De la Forme extrinsèque du Contrat à la grosse.

Nous considérerons le contrat à la grosse sous sa forme extrinsèque et sous sa forme intrinsèque. Quant à sa forme extrinsèque, nous n'avons aucune formule fixe ni imprimée de ce contrat ; il en est autrement pour le contrat d'assurance. L'acte de grosse est dressé en la manière que les parties trouvent à propos. Il suffit qu'on s'explique sans équivoque, qu'on insère les clauses convenables, et qu'on ne stipule rien qui soit contraire à la nature du contrat.
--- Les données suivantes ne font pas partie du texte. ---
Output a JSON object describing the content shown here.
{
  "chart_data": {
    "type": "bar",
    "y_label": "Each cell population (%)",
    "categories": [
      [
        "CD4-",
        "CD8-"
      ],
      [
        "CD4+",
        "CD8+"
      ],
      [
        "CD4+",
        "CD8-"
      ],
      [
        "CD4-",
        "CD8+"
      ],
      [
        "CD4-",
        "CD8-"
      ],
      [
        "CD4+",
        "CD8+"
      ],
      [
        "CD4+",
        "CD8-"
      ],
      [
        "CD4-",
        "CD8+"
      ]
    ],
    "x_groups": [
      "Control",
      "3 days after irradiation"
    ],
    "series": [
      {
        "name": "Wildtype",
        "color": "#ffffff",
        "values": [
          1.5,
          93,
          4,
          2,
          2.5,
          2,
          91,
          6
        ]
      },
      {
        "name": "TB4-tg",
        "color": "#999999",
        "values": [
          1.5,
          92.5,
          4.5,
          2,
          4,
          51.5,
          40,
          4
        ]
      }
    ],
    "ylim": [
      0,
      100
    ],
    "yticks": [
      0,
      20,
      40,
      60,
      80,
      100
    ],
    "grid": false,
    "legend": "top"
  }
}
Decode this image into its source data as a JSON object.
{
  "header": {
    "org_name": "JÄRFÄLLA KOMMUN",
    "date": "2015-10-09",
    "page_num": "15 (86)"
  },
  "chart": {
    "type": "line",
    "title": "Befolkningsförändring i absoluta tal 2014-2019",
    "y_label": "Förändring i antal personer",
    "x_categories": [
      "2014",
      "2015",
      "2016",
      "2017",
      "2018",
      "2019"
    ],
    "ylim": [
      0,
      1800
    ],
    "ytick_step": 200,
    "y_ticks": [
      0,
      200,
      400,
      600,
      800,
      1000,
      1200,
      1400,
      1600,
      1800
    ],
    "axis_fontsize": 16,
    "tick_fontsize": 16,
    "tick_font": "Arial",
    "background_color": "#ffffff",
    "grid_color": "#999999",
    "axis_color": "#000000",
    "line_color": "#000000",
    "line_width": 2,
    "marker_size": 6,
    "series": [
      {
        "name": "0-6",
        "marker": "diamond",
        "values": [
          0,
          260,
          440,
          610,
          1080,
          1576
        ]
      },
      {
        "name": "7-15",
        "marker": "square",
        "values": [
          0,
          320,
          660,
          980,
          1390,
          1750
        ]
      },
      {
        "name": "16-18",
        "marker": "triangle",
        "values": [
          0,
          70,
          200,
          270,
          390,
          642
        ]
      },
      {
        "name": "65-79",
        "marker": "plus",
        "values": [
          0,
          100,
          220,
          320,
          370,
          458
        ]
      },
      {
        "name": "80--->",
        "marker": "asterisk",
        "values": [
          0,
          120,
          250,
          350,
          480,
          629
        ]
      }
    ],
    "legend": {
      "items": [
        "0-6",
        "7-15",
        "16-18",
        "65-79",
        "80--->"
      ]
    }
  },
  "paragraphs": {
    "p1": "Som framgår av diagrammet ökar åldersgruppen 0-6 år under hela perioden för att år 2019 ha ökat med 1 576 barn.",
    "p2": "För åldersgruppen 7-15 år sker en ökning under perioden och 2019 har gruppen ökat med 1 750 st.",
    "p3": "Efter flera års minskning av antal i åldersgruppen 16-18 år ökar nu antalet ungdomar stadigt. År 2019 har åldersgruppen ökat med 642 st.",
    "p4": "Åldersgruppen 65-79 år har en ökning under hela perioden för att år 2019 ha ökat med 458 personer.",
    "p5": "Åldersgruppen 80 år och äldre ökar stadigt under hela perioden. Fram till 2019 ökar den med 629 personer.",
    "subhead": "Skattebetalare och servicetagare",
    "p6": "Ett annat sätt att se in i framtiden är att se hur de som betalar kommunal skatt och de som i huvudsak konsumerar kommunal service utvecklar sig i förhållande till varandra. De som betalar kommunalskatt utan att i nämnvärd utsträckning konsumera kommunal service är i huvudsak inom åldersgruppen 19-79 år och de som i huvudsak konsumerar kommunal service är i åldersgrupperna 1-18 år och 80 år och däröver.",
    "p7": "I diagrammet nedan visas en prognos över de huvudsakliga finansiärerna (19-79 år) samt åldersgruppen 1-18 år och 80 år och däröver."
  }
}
L'édit du mois de décembre 1657 avait créé des offices de notaires-greffiers, pour recevoir les contrats à la grosse et tous autres contrats maritimes, à l'exclusion de tous autres notaires. Le nouveau Code de commerce, comme l'Ordonnance de 1681, art. 1., titre des contrats à la grosse, a dérogé à cette disposition prohibitive; et aujourd'hui les contrats à la grosse peuvent être faits pardevant tous notaires, ou sous signature privée.

« Le contrat à la grosse est fait devant notaire » ou sous signature privée. » (Art. 311 du Code de commerce.)
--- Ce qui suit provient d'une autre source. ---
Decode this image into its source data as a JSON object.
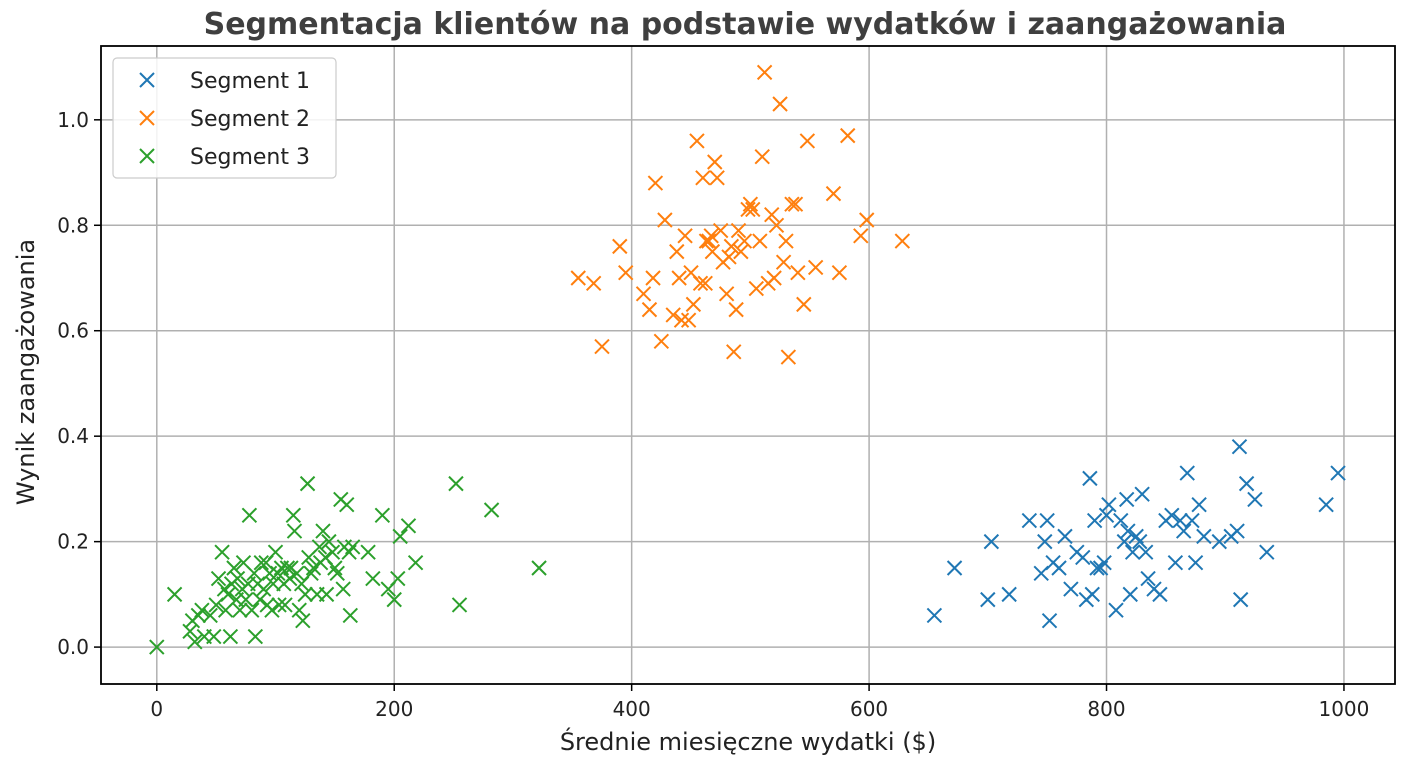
{
  "chart_data": {
    "type": "scatter",
    "title": "Segmentacja klientów na podstawie wydatków i zaangażowania",
    "xlabel": "Średnie miesięczne wydatki ($)",
    "ylabel": "Wynik zaangażowania",
    "xlim": [
      -47,
      1043
    ],
    "ylim": [
      -0.07,
      1.14
    ],
    "xticks": [
      0,
      200,
      400,
      600,
      800,
      1000
    ],
    "xtick_labels": [
      "0",
      "200",
      "400",
      "600",
      "800",
      "1000"
    ],
    "yticks": [
      0.0,
      0.2,
      0.4,
      0.6,
      0.8,
      1.0
    ],
    "ytick_labels": [
      "0.0",
      "0.2",
      "0.4",
      "0.6",
      "0.8",
      "1.0"
    ],
    "grid": true,
    "legend_position": "upper-left",
    "marker": "x",
    "series": [
      {
        "name": "Segment 1",
        "color": "#1f77b4",
        "points": [
          [
            655,
            0.06
          ],
          [
            672,
            0.15
          ],
          [
            700,
            0.09
          ],
          [
            703,
            0.2
          ],
          [
            718,
            0.1
          ],
          [
            735,
            0.24
          ],
          [
            745,
            0.14
          ],
          [
            748,
            0.2
          ],
          [
            750,
            0.24
          ],
          [
            752,
            0.05
          ],
          [
            755,
            0.16
          ],
          [
            760,
            0.15
          ],
          [
            765,
            0.21
          ],
          [
            770,
            0.11
          ],
          [
            775,
            0.18
          ],
          [
            780,
            0.17
          ],
          [
            783,
            0.09
          ],
          [
            786,
            0.32
          ],
          [
            788,
            0.1
          ],
          [
            790,
            0.24
          ],
          [
            792,
            0.15
          ],
          [
            795,
            0.15
          ],
          [
            798,
            0.16
          ],
          [
            800,
            0.25
          ],
          [
            802,
            0.27
          ],
          [
            808,
            0.07
          ],
          [
            812,
            0.24
          ],
          [
            815,
            0.2
          ],
          [
            817,
            0.28
          ],
          [
            818,
            0.22
          ],
          [
            820,
            0.1
          ],
          [
            822,
            0.18
          ],
          [
            825,
            0.21
          ],
          [
            828,
            0.2
          ],
          [
            830,
            0.29
          ],
          [
            833,
            0.18
          ],
          [
            835,
            0.13
          ],
          [
            840,
            0.11
          ],
          [
            845,
            0.1
          ],
          [
            850,
            0.24
          ],
          [
            855,
            0.25
          ],
          [
            858,
            0.16
          ],
          [
            862,
            0.24
          ],
          [
            865,
            0.22
          ],
          [
            868,
            0.33
          ],
          [
            872,
            0.24
          ],
          [
            875,
            0.16
          ],
          [
            878,
            0.27
          ],
          [
            882,
            0.21
          ],
          [
            895,
            0.2
          ],
          [
            905,
            0.21
          ],
          [
            910,
            0.22
          ],
          [
            912,
            0.38
          ],
          [
            913,
            0.09
          ],
          [
            918,
            0.31
          ],
          [
            925,
            0.28
          ],
          [
            935,
            0.18
          ],
          [
            985,
            0.27
          ],
          [
            995,
            0.33
          ]
        ]
      },
      {
        "name": "Segment 2",
        "color": "#ff7f0e",
        "points": [
          [
            355,
            0.7
          ],
          [
            368,
            0.69
          ],
          [
            375,
            0.57
          ],
          [
            390,
            0.76
          ],
          [
            395,
            0.71
          ],
          [
            410,
            0.67
          ],
          [
            415,
            0.64
          ],
          [
            418,
            0.7
          ],
          [
            420,
            0.88
          ],
          [
            425,
            0.58
          ],
          [
            428,
            0.81
          ],
          [
            435,
            0.63
          ],
          [
            438,
            0.75
          ],
          [
            440,
            0.7
          ],
          [
            442,
            0.62
          ],
          [
            445,
            0.78
          ],
          [
            448,
            0.62
          ],
          [
            450,
            0.71
          ],
          [
            452,
            0.65
          ],
          [
            455,
            0.96
          ],
          [
            458,
            0.69
          ],
          [
            460,
            0.89
          ],
          [
            462,
            0.69
          ],
          [
            463,
            0.77
          ],
          [
            465,
            0.77
          ],
          [
            467,
            0.78
          ],
          [
            468,
            0.75
          ],
          [
            470,
            0.92
          ],
          [
            472,
            0.89
          ],
          [
            475,
            0.79
          ],
          [
            477,
            0.73
          ],
          [
            480,
            0.67
          ],
          [
            482,
            0.74
          ],
          [
            484,
            0.76
          ],
          [
            486,
            0.56
          ],
          [
            488,
            0.64
          ],
          [
            490,
            0.79
          ],
          [
            492,
            0.75
          ],
          [
            495,
            0.77
          ],
          [
            498,
            0.83
          ],
          [
            500,
            0.84
          ],
          [
            502,
            0.83
          ],
          [
            505,
            0.68
          ],
          [
            508,
            0.77
          ],
          [
            510,
            0.93
          ],
          [
            512,
            1.09
          ],
          [
            515,
            0.69
          ],
          [
            518,
            0.82
          ],
          [
            520,
            0.7
          ],
          [
            522,
            0.8
          ],
          [
            525,
            1.03
          ],
          [
            528,
            0.73
          ],
          [
            530,
            0.77
          ],
          [
            532,
            0.55
          ],
          [
            535,
            0.84
          ],
          [
            538,
            0.84
          ],
          [
            540,
            0.71
          ],
          [
            545,
            0.65
          ],
          [
            548,
            0.96
          ],
          [
            555,
            0.72
          ],
          [
            570,
            0.86
          ],
          [
            575,
            0.71
          ],
          [
            582,
            0.97
          ],
          [
            593,
            0.78
          ],
          [
            598,
            0.81
          ],
          [
            628,
            0.77
          ]
        ]
      },
      {
        "name": "Segment 3",
        "color": "#2ca02c",
        "points": [
          [
            0,
            0.0
          ],
          [
            15,
            0.1
          ],
          [
            28,
            0.03
          ],
          [
            30,
            0.05
          ],
          [
            32,
            0.01
          ],
          [
            35,
            0.06
          ],
          [
            38,
            0.07
          ],
          [
            40,
            0.02
          ],
          [
            45,
            0.06
          ],
          [
            48,
            0.02
          ],
          [
            50,
            0.08
          ],
          [
            52,
            0.13
          ],
          [
            55,
            0.18
          ],
          [
            57,
            0.11
          ],
          [
            58,
            0.07
          ],
          [
            60,
            0.1
          ],
          [
            62,
            0.02
          ],
          [
            63,
            0.12
          ],
          [
            65,
            0.15
          ],
          [
            67,
            0.09
          ],
          [
            68,
            0.13
          ],
          [
            70,
            0.07
          ],
          [
            72,
            0.11
          ],
          [
            73,
            0.16
          ],
          [
            75,
            0.09
          ],
          [
            77,
            0.12
          ],
          [
            78,
            0.25
          ],
          [
            80,
            0.07
          ],
          [
            82,
            0.14
          ],
          [
            83,
            0.02
          ],
          [
            85,
            0.12
          ],
          [
            87,
            0.09
          ],
          [
            88,
            0.16
          ],
          [
            90,
            0.11
          ],
          [
            92,
            0.16
          ],
          [
            93,
            0.08
          ],
          [
            95,
            0.14
          ],
          [
            97,
            0.07
          ],
          [
            98,
            0.12
          ],
          [
            100,
            0.18
          ],
          [
            102,
            0.14
          ],
          [
            103,
            0.08
          ],
          [
            105,
            0.15
          ],
          [
            107,
            0.12
          ],
          [
            108,
            0.08
          ],
          [
            110,
            0.15
          ],
          [
            112,
            0.13
          ],
          [
            113,
            0.15
          ],
          [
            115,
            0.25
          ],
          [
            116,
            0.22
          ],
          [
            118,
            0.14
          ],
          [
            120,
            0.07
          ],
          [
            122,
            0.12
          ],
          [
            123,
            0.05
          ],
          [
            125,
            0.1
          ],
          [
            127,
            0.31
          ],
          [
            128,
            0.17
          ],
          [
            130,
            0.14
          ],
          [
            132,
            0.15
          ],
          [
            135,
            0.1
          ],
          [
            137,
            0.19
          ],
          [
            138,
            0.16
          ],
          [
            140,
            0.22
          ],
          [
            142,
            0.17
          ],
          [
            143,
            0.1
          ],
          [
            145,
            0.2
          ],
          [
            148,
            0.18
          ],
          [
            150,
            0.15
          ],
          [
            152,
            0.14
          ],
          [
            155,
            0.28
          ],
          [
            157,
            0.11
          ],
          [
            158,
            0.19
          ],
          [
            160,
            0.27
          ],
          [
            162,
            0.18
          ],
          [
            163,
            0.06
          ],
          [
            165,
            0.19
          ],
          [
            178,
            0.18
          ],
          [
            182,
            0.13
          ],
          [
            190,
            0.25
          ],
          [
            195,
            0.11
          ],
          [
            200,
            0.09
          ],
          [
            203,
            0.13
          ],
          [
            205,
            0.21
          ],
          [
            212,
            0.23
          ],
          [
            218,
            0.16
          ],
          [
            252,
            0.31
          ],
          [
            255,
            0.08
          ],
          [
            282,
            0.26
          ],
          [
            322,
            0.15
          ]
        ]
      }
    ]
  }
}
De sorte que le contrat à la grosse sous signature privée est légal, par cela seul que cette forme, adoptée par l'Ordonnance, est confirmée par la loi nouvelle; et de même que les polices d'assurance faites sous seing privé concourent avec celles passées devant notaires, il en est ainsi des actes à la grosse.
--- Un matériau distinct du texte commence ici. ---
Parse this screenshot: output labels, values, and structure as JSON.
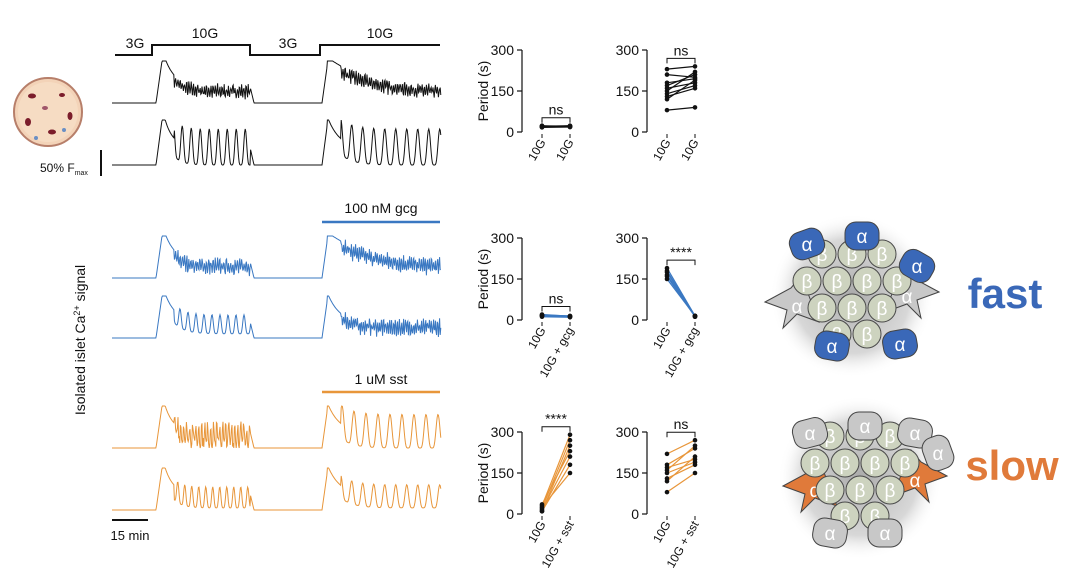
{
  "chart_data": [
    {
      "type": "paired",
      "ylabel": "Period (s)",
      "categories": [
        "10G",
        "10G"
      ],
      "ylim": [
        0,
        300
      ],
      "yticks": [
        0,
        150,
        300
      ],
      "marker_color": "#111",
      "annotation": "ns",
      "series": [
        {
          "color": "#111",
          "values": [
            18,
            20
          ]
        },
        {
          "color": "#111",
          "values": [
            20,
            22
          ]
        },
        {
          "color": "#111",
          "values": [
            22,
            19
          ]
        },
        {
          "color": "#111",
          "values": [
            19,
            21
          ]
        },
        {
          "color": "#111",
          "values": [
            21,
            23
          ]
        },
        {
          "color": "#111",
          "values": [
            23,
            20
          ]
        },
        {
          "color": "#111",
          "values": [
            17,
            18
          ]
        }
      ]
    },
    {
      "type": "paired",
      "categories": [
        "10G",
        "10G"
      ],
      "ylim": [
        0,
        300
      ],
      "yticks": [
        0,
        150,
        300
      ],
      "marker_color": "#111",
      "annotation": "ns",
      "series": [
        {
          "color": "#111",
          "values": [
            230,
            240
          ]
        },
        {
          "color": "#111",
          "values": [
            210,
            200
          ]
        },
        {
          "color": "#111",
          "values": [
            180,
            195
          ]
        },
        {
          "color": "#111",
          "values": [
            170,
            210
          ]
        },
        {
          "color": "#111",
          "values": [
            160,
            180
          ]
        },
        {
          "color": "#111",
          "values": [
            150,
            220
          ]
        },
        {
          "color": "#111",
          "values": [
            140,
            170
          ]
        },
        {
          "color": "#111",
          "values": [
            130,
            160
          ]
        },
        {
          "color": "#111",
          "values": [
            120,
            190
          ]
        },
        {
          "color": "#111",
          "values": [
            80,
            90
          ]
        }
      ]
    },
    {
      "type": "paired",
      "ylabel": "Period (s)",
      "categories": [
        "10G",
        "10G + gcg"
      ],
      "ylim": [
        0,
        300
      ],
      "yticks": [
        0,
        150,
        300
      ],
      "marker_color": "#111",
      "annotation": "ns",
      "series": [
        {
          "color": "#3a78c2",
          "values": [
            20,
            14
          ]
        },
        {
          "color": "#3a78c2",
          "values": [
            15,
            12
          ]
        },
        {
          "color": "#3a78c2",
          "values": [
            18,
            15
          ]
        },
        {
          "color": "#3a78c2",
          "values": [
            12,
            10
          ]
        },
        {
          "color": "#3a78c2",
          "values": [
            16,
            13
          ]
        }
      ]
    },
    {
      "type": "paired",
      "categories": [
        "10G",
        "10G + gcg"
      ],
      "ylim": [
        0,
        300
      ],
      "yticks": [
        0,
        150,
        300
      ],
      "marker_color": "#111",
      "annotation": "****",
      "series": [
        {
          "color": "#3a78c2",
          "values": [
            190,
            15
          ]
        },
        {
          "color": "#3a78c2",
          "values": [
            180,
            15
          ]
        },
        {
          "color": "#3a78c2",
          "values": [
            175,
            12
          ]
        },
        {
          "color": "#3a78c2",
          "values": [
            165,
            15
          ]
        },
        {
          "color": "#3a78c2",
          "values": [
            160,
            12
          ]
        },
        {
          "color": "#3a78c2",
          "values": [
            150,
            15
          ]
        }
      ]
    },
    {
      "type": "paired",
      "ylabel": "Period (s)",
      "categories": [
        "10G",
        "10G + sst"
      ],
      "ylim": [
        0,
        300
      ],
      "yticks": [
        0,
        150,
        300
      ],
      "marker_color": "#111",
      "annotation": "****",
      "series": [
        {
          "color": "#e8963a",
          "values": [
            30,
            290
          ]
        },
        {
          "color": "#e8963a",
          "values": [
            20,
            270
          ]
        },
        {
          "color": "#e8963a",
          "values": [
            10,
            250
          ]
        },
        {
          "color": "#e8963a",
          "values": [
            35,
            230
          ]
        },
        {
          "color": "#e8963a",
          "values": [
            15,
            210
          ]
        },
        {
          "color": "#e8963a",
          "values": [
            10,
            180
          ]
        },
        {
          "color": "#e8963a",
          "values": [
            25,
            150
          ]
        }
      ]
    },
    {
      "type": "paired",
      "categories": [
        "10G",
        "10G + sst"
      ],
      "ylim": [
        0,
        300
      ],
      "yticks": [
        0,
        150,
        300
      ],
      "marker_color": "#111",
      "annotation": "ns",
      "series": [
        {
          "color": "#e8963a",
          "values": [
            220,
            270
          ]
        },
        {
          "color": "#e8963a",
          "values": [
            180,
            240
          ]
        },
        {
          "color": "#e8963a",
          "values": [
            170,
            200
          ]
        },
        {
          "color": "#e8963a",
          "values": [
            160,
            250
          ]
        },
        {
          "color": "#e8963a",
          "values": [
            150,
            190
          ]
        },
        {
          "color": "#e8963a",
          "values": [
            130,
            180
          ]
        },
        {
          "color": "#e8963a",
          "values": [
            120,
            210
          ]
        },
        {
          "color": "#e8963a",
          "values": [
            80,
            150
          ]
        }
      ]
    }
  ],
  "figure": {
    "protocol": [
      "3G",
      "10G",
      "3G",
      "10G"
    ],
    "scale_y": {
      "main": "50% F",
      "sub": "max"
    },
    "scale_x": "15 min",
    "gcg_label": "100 nM gcg",
    "sst_label": "1 uM sst",
    "ylabel": {
      "main": "Isolated islet Ca",
      "sup": "2+",
      "rest": " signal"
    },
    "fast": "fast",
    "slow": "slow",
    "alpha": "α",
    "beta": "β"
  }
}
Ainsi, il faut ici rejeter l'opinion de Pothier, no. 29, contrat à la grosse, qui dit que la date des actes sous signature privée n'est pas réputée certaine à l'égard des tiers, si elle n'est constatée d'ailleurs que par l'acte. Cette règle n'a lieu qu'en matière d'hypothèques ; il en est autrement lorsqu'il s'agit de privilége. (Voyez Valin, art. 16, titre de la saisie, et Emérigon, Traité des assurances.)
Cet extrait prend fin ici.